Gas Prices Are Only One Factor
Gasoline prices are rising again, but fuel is just one factor in the high cost of driving an auto. The average cost of driving a sedan 15,000 miles a year will cost you $8,698, or 58 cents per mile. You’ll spend 70.8 cents a mile, or $10,624 a year, to put 15,000 miles on an SUV with four-wheel-drive. These big numbers drive us to learn how to cut the cost of driving.
Many factors feed the cost of driving: financing, depreciation, maintenance, insurance, and driving habits.

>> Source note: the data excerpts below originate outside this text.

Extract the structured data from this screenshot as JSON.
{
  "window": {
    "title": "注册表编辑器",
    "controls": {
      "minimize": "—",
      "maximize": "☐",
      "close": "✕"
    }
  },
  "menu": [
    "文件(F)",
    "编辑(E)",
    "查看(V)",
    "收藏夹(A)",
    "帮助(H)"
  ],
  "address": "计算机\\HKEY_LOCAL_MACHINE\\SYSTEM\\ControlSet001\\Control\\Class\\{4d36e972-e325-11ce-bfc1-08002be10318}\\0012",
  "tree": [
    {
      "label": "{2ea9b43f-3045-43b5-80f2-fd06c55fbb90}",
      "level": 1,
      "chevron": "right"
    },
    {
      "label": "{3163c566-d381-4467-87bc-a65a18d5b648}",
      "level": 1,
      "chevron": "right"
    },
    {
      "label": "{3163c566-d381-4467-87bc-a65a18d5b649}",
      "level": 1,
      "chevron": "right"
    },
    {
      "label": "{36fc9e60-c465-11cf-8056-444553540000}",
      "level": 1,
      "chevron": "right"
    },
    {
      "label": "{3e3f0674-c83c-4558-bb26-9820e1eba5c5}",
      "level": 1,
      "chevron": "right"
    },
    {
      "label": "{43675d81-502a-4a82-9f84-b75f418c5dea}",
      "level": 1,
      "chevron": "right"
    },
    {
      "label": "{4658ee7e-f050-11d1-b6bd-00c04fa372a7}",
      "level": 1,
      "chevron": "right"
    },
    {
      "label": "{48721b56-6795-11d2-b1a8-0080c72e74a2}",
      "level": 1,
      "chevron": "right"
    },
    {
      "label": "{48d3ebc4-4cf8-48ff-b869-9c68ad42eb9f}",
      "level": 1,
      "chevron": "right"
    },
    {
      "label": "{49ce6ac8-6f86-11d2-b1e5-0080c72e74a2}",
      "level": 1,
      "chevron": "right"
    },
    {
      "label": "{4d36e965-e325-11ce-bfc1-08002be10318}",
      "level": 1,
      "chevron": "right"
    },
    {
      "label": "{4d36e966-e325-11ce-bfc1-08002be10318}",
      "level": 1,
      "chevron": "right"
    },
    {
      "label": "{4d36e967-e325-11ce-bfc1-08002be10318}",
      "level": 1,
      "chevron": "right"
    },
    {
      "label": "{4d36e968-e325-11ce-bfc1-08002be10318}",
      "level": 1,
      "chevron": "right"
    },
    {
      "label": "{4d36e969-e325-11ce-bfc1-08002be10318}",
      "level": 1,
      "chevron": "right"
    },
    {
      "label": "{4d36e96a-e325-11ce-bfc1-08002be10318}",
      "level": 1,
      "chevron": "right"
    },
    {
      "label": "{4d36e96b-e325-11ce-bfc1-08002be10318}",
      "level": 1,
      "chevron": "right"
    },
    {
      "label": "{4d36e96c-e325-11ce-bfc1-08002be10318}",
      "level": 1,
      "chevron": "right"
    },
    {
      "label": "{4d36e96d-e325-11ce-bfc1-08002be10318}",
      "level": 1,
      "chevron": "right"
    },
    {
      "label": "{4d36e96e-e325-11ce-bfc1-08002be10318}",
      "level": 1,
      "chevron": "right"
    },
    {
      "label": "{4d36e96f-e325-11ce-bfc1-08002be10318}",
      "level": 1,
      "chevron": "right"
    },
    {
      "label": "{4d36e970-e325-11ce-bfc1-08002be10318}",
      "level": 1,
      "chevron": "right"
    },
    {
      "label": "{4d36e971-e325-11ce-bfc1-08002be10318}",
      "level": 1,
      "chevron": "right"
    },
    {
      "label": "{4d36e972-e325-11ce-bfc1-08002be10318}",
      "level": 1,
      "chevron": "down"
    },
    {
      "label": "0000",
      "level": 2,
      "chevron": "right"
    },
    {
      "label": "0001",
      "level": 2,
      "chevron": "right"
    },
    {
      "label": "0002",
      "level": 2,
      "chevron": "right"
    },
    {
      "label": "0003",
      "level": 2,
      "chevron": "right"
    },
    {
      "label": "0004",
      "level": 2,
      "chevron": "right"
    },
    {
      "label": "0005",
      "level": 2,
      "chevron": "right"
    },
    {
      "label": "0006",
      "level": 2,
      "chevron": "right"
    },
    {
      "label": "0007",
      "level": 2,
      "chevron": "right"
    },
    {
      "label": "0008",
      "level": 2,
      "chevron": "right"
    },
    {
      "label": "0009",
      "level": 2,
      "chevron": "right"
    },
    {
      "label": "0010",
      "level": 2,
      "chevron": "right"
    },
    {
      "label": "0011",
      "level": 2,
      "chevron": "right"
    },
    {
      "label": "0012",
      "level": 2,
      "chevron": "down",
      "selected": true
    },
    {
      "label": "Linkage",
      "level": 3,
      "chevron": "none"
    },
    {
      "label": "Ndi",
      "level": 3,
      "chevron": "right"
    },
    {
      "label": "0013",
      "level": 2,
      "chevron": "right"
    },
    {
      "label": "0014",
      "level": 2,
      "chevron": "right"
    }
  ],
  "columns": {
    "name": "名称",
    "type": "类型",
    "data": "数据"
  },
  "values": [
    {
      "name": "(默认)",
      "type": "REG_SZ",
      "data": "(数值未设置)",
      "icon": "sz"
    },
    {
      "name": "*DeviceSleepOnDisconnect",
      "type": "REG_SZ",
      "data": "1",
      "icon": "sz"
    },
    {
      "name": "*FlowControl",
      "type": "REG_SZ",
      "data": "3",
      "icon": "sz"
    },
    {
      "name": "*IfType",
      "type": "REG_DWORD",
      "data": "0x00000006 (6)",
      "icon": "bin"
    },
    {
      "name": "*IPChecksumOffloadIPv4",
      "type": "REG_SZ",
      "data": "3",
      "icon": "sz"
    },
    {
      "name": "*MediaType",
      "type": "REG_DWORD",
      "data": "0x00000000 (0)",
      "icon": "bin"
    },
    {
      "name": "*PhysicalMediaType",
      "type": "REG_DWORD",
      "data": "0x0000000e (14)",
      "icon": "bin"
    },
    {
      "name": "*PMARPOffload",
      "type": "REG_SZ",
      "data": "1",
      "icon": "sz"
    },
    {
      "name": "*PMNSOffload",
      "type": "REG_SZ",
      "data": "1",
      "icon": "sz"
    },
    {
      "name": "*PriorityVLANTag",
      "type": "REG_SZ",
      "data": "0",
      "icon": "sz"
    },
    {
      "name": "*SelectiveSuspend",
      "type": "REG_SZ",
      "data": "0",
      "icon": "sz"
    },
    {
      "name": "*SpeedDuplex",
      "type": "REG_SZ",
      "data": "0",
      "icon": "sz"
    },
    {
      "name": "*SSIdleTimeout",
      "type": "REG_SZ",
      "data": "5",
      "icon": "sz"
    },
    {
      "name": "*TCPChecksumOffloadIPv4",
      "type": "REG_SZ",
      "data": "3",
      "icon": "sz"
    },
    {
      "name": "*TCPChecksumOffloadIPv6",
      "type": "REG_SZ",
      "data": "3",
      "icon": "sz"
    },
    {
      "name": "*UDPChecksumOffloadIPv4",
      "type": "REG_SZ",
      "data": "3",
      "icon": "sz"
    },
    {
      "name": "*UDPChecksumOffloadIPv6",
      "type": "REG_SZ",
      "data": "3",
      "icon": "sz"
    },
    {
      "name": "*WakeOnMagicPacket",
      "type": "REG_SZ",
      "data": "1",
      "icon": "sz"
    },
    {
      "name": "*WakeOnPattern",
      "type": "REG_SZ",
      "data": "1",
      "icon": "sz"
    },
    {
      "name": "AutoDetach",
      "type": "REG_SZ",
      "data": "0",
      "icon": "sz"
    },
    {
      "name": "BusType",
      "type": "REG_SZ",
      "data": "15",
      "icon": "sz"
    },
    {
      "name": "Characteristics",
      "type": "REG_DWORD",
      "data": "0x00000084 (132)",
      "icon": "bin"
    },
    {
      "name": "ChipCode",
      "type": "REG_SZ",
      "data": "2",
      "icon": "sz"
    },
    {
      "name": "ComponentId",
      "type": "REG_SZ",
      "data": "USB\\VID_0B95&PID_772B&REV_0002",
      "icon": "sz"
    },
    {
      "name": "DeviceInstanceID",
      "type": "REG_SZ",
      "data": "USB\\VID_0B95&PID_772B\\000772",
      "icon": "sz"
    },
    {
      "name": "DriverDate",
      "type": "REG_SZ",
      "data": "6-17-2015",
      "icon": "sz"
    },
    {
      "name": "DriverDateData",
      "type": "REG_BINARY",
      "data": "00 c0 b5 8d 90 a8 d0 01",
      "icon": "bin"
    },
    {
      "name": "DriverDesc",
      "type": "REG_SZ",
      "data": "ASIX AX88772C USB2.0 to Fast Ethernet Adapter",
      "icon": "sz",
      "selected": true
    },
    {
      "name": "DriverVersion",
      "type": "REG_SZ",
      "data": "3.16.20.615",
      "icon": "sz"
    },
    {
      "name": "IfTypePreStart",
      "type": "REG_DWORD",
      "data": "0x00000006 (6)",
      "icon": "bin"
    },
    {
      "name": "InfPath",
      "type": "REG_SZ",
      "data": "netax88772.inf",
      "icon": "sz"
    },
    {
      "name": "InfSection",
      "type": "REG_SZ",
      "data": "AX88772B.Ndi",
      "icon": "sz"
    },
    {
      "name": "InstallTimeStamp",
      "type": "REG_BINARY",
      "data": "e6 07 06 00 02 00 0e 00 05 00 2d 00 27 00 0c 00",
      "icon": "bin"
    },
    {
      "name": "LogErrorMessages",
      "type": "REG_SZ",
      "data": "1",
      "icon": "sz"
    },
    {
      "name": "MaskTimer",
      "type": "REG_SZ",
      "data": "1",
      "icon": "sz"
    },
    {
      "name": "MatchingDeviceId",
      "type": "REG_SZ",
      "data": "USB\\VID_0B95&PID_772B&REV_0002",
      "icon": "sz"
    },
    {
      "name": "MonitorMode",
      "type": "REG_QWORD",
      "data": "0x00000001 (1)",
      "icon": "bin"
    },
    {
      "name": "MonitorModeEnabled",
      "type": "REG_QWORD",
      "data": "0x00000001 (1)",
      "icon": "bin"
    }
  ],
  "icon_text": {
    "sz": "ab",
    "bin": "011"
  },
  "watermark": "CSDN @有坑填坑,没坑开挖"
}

Financing: Credit unions often offer the best rates on loans, but you also should compare the loan term, fees, and prepayment penalties. If the dealer offers a rebate, you may save more money by taking the rebate and financing at Mid Oregon Credit Union than taking the low-rate loan.
Depreciation: Depreciation is usually the largest part of the cost of driving: AAA estimates the average annual depreciation on a medium sedan driven 15,000 miles per year at $3,654. Kelley Blue Book says that after five years, the average car is worth 35% of its sticker price. But some cars, especially Honda and Toyota, have much lower depreciation. Ignoring the current value of a used car can put you “upside-down” if you trade the car and pay off the loan: You owe more on the car than it’s worth.
Maintenance and repair: AAA estimated the maintenance costs of sedans at 58.9 cents per mile in 2017. Maintenance costs varied widely by vehicle type but, on average, were up slightly from 2015.
Insurance: AAA estimated insurance costs for the average sedan at $1,115 per year in 2015, based on a low-risk driver with a clean driving record. Insurance for drivers who are male, younger than age 25, poor students, or have a record of moving violations and/or accidents is more expensive. Raising the deductible and reducing the maximum coverage can lower premiums but will increase your risk.
* Drive defensively. Try to stay off the road late at night when most accidents occur.
* Keep tires inflated to improve mileage and cut the chance of a blowout.
* Drive mild, not wild: Accelerating slowly and coasting up to stoplights can improve gas mileage up to 30%.
* Use the cruise control for highway driving to save 4% to 14% in gas.
* Drive less to save on gas, oil, maintenance, and deprecation. Think about carpooling, taking public transit, biking, or walking.